Today we awaken to the sacredness of this time and this space. It becomes a bit more holy, more dense than a normal day. We collect the Holy sparks and to listen to the guidance of those we miss. Those who have changed our lives-those we didn’t know before October 7 and those connected by the strong branches of our family trees.
As we remember we allow the values and merits of our departed to shape our steps as we go forward into 5785. And so now we take the opportunity as a community to invite our dearly departed to visit with us in our physical space. I hope that in this experience you will be able to feel the presence of someone you are thinking of.
As we welcome the presence of those we remember we build a space to heal and grow. We take an opportunity to engage with the deepest memories of our loved ones and we might gain a sense of their presence.
If you are comfortable you can close your eyes.
Try to relax your body while sitting up straight.
Become aware of your breathing.
In your mind’s eye place yourself in a room that has a chair for you and for each person you are remembering today.
Imagine your dearly departed.
Invite them to sit in front of you face to face.
If you have something to say, say it. If they need to talk to you, find a way to listen.
I invite you to become aware of your seat and open your eyes.

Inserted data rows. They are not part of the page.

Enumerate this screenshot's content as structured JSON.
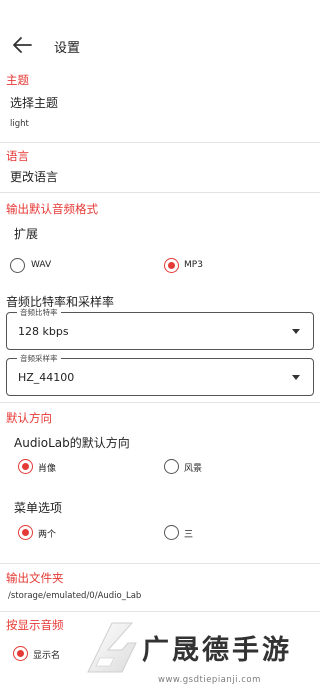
{
  "appbar": {
    "title": "设置",
    "back_icon": "arrow-left-icon"
  },
  "theme": {
    "header": "主题",
    "pref_title": "选择主题",
    "pref_summary": "light"
  },
  "language": {
    "header": "语言",
    "pref_title": "更改语言"
  },
  "output_format": {
    "header": "输出默认音频格式",
    "extension_title": "扩展",
    "options": [
      {
        "label": "WAV",
        "selected": false
      },
      {
        "label": "MP3",
        "selected": true
      }
    ],
    "bitrate_title": "音频比特率和采样率",
    "bitrate_dropdown": {
      "label": "音频比特率",
      "value": "128 kbps"
    },
    "samplerate_dropdown": {
      "label": "音频采样率",
      "value": "HZ_44100"
    }
  },
  "orientation": {
    "header": "默认方向",
    "title": "AudioLab的默认方向",
    "options": [
      {
        "label": "肖像",
        "selected": true
      },
      {
        "label": "风景",
        "selected": false
      }
    ],
    "menu_title": "菜单选项",
    "menu_options": [
      {
        "label": "两个",
        "selected": true
      },
      {
        "label": "三",
        "selected": false
      }
    ]
  },
  "output_folder": {
    "header": "输出文件夹",
    "path": "/storage/emulated/0/Audio_Lab"
  },
  "display_by": {
    "header": "按显示音频",
    "option_label": "显示名"
  },
  "watermark": {
    "name": "广晟德手游",
    "url": "www.gsdtiepianji.com"
  },
  "colors": {
    "accent": "#e53935",
    "divider": "#e3e3e3"
  }
}
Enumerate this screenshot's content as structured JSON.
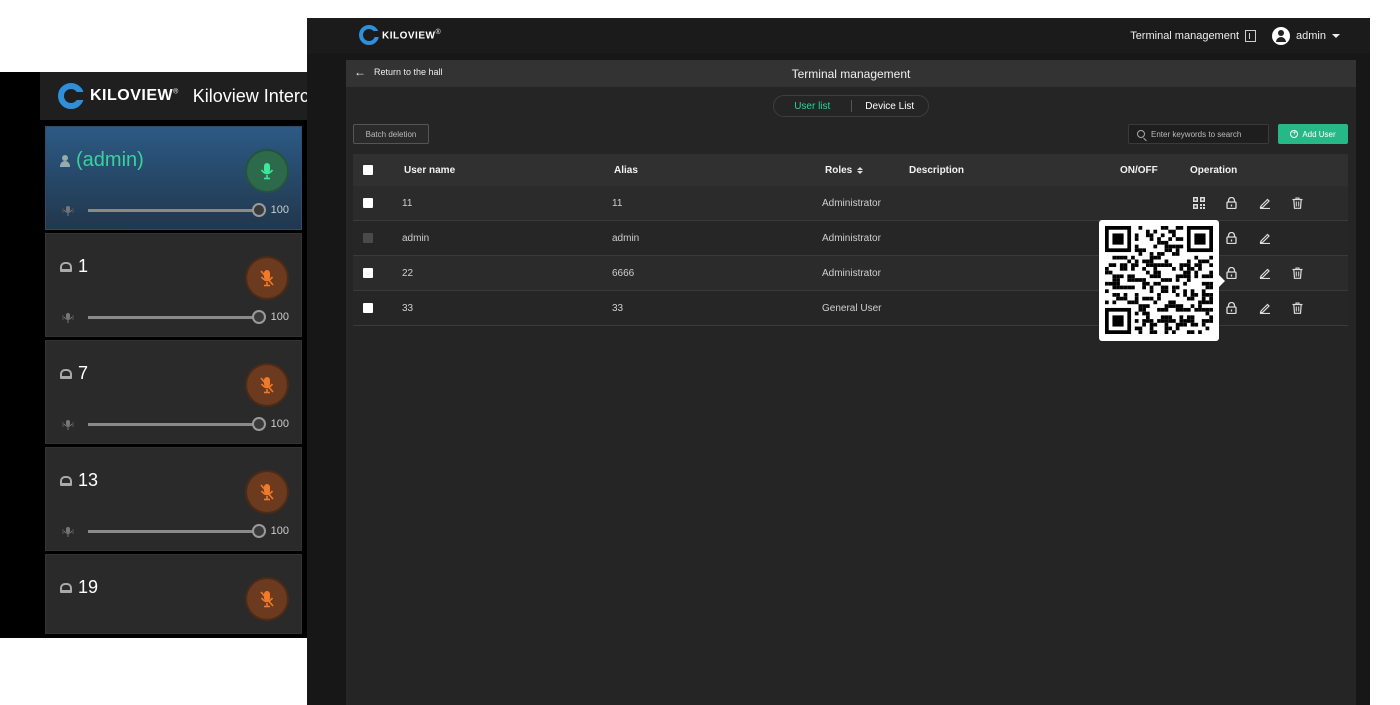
{
  "intercom": {
    "brand": "KILOVIEW",
    "brand_mark": "®",
    "title": "Kiloview Intercom",
    "cards": [
      {
        "name": "(admin)",
        "volume": "100",
        "mic": "on",
        "active": true,
        "icon": "person-icon"
      },
      {
        "name": "1",
        "volume": "100",
        "mic": "muted",
        "active": false,
        "icon": "terminal-icon"
      },
      {
        "name": "7",
        "volume": "100",
        "mic": "muted",
        "active": false,
        "icon": "terminal-icon"
      },
      {
        "name": "13",
        "volume": "100",
        "mic": "muted",
        "active": false,
        "icon": "terminal-icon"
      },
      {
        "name": "19",
        "volume": null,
        "mic": "muted",
        "active": false,
        "icon": "terminal-icon"
      }
    ]
  },
  "management": {
    "brand": "KILOVIEW",
    "brand_mark": "®",
    "topbar": {
      "terminal_label": "Terminal management",
      "user": "admin"
    },
    "back_label": "Return to the hall",
    "page_title": "Terminal management",
    "tabs": [
      {
        "label": "User list",
        "active": true
      },
      {
        "label": "Device List",
        "active": false
      }
    ],
    "batch_delete_label": "Batch deletion",
    "search": {
      "placeholder": "Enter keywords to search",
      "value": ""
    },
    "add_user_label": "Add User",
    "table": {
      "headers": {
        "user_name": "User name",
        "alias": "Alias",
        "roles": "Roles",
        "description": "Description",
        "on_off": "ON/OFF",
        "operation": "Operation"
      },
      "rows": [
        {
          "user_name": "11",
          "alias": "11",
          "role": "Administrator",
          "description": "",
          "toggle": null,
          "can_delete": true,
          "checkbox_enabled": true
        },
        {
          "user_name": "admin",
          "alias": "admin",
          "role": "Administrator",
          "description": "",
          "toggle": null,
          "can_delete": false,
          "checkbox_enabled": false
        },
        {
          "user_name": "22",
          "alias": "6666",
          "role": "Administrator",
          "description": "",
          "toggle": null,
          "can_delete": true,
          "checkbox_enabled": true
        },
        {
          "user_name": "33",
          "alias": "33",
          "role": "General User",
          "description": "",
          "toggle": "ON",
          "can_delete": true,
          "checkbox_enabled": true
        }
      ]
    },
    "qr_popup": {
      "visible": true,
      "row": 1
    }
  },
  "colors": {
    "accent_green": "#2fd39b",
    "add_button": "#27b887",
    "brand_blue": "#2f8fd9",
    "toggle_blue": "#2f8fe3",
    "mic_on": "#2d6a4c",
    "mic_muted": "#6b3a1f"
  }
}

In the act of Yizkor - of remembering- we allow ourselves the time and space to heal and grow from the same things more than once. We allow the threads to reconnect us so we move forward renewed through our remembering.
We pray that the memories of those who lost their lives forever be blessings and a source of strength.
We pray to find ourselves living in a world of peace and may Israel be met with peace soon within our days.
I wish for all of us a g’mar chatima tova a year filled with health, a year where soldiers are home safely and a year where our 101 hostages are home. AMEN.